A blog post on June 30 from CEO Christine Tsai said management changes had been made and that McClure had stepped out of daily operations as the charges came to light. Then McClure wrote a long apology that seemed to draw mix reactions.
But the stories they told about the timeline and disclosures didn’t sync with the account of partner Elizabeth Yin, according to an email obtained by TechCrunch. Yin resigned as other accusations of harassment against McClure surfaced, notably in a blog post by entrepreneur Cheryl Yeoh.
The acceleration of the story culminated in McClure officially resigning while also pleading with the larger startup community to not turn its back on 500 Startups.
— Dave McClure (@davemcclure) July 3, 2017
Though nobody thinks 500 Startups is going to collapse overnight, the manner of McClure’s departure still raises the question of whether the firm can survive over time in the wake of this controversy.

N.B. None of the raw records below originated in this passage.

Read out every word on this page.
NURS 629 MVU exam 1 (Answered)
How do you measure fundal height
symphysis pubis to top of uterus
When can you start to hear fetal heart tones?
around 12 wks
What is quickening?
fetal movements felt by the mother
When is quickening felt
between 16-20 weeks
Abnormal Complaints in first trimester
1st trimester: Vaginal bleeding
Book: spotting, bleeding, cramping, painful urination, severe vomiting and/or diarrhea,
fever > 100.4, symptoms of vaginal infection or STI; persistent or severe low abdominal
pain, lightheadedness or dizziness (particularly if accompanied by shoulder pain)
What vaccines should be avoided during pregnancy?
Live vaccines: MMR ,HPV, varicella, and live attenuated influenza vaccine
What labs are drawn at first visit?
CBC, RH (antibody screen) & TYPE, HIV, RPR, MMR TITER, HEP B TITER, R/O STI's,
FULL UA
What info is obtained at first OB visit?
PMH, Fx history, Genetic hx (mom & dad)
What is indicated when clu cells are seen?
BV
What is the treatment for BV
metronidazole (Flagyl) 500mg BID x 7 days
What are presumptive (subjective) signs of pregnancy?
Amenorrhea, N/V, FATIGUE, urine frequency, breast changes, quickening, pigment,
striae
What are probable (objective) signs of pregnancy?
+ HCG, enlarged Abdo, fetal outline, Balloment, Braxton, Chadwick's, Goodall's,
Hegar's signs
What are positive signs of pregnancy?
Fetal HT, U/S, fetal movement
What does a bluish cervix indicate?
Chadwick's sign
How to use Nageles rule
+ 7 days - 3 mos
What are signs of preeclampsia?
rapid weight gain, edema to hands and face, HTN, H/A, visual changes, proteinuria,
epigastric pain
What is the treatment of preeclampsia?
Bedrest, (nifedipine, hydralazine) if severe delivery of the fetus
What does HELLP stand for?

The answer matters tremendously because of the size and reach of the firm McClure started in 2010. Its team page lists 63 people in roles ranging from the three managing partners to local and regional venture partners around the world. And the company says it has a total staff of 150. In terms of its investments, the firm has a massive footprint now, and it’s those founders who find themselves caught in the middle.
500 Startups runs a series of startup programs and accelerators, but it has also invested $350 million into 1,800 startups through four funds and 13 micro funds. Those companies are no doubt wondering what all this means to them in terms of reputation and association. At the same time, founders around the world will now have to carefully determine whether there is a risk in applying for one of these programs or seeking investment from the firm.
And while a great deal of money is already committed, 500 Startups is going to have to prove to future investors that it has managed to separate itself both operationally and also reputationally from McClure.
That latter will be a particular challenge, because as McClure likes to say, his value and 500 Startups’ value both lay in their vast connections and mentoring relationships.
The firm will now find out just how strong some of those ties are and how much they transcend McClure’s star power and long reach. Because, despite the size of 500 Startups, from the outside it still certainly seemed like McClure was at the center of the firm and was very much its public face.
Just last year, I interviewed him twice on stage at the Web Summit in Lisbon. He’s been on a reality TV show, is a ubiquitous presence at conferences, and is one of the most quotable figures in Silicon Valley for journalists. I first personally interviewed him when I was a reporter at the San Jose Mercury News for a story that named him one of the 10 most influential people in Silicon Valley.
In an email interview at the time, before he formally started 500 Startups, I asked him to explain what he did because he seemed to be doing so many things. At the time, this included running an investment fund for Facebook and investing like mad as an angel, thanks to a windfall from his time at PayPal.
“I aim to combine all the things I do in a comprehensive and holistic fashion that benefits startups and the people who make them grow,” he wrote.
He built 500 Startups around that philosophy and it had succeeded perhaps beyond even his wildest fantasies. As CEO, Tsai must prove that the foundation is solid enough to keep 500 Startups standing without its most important cornerstone.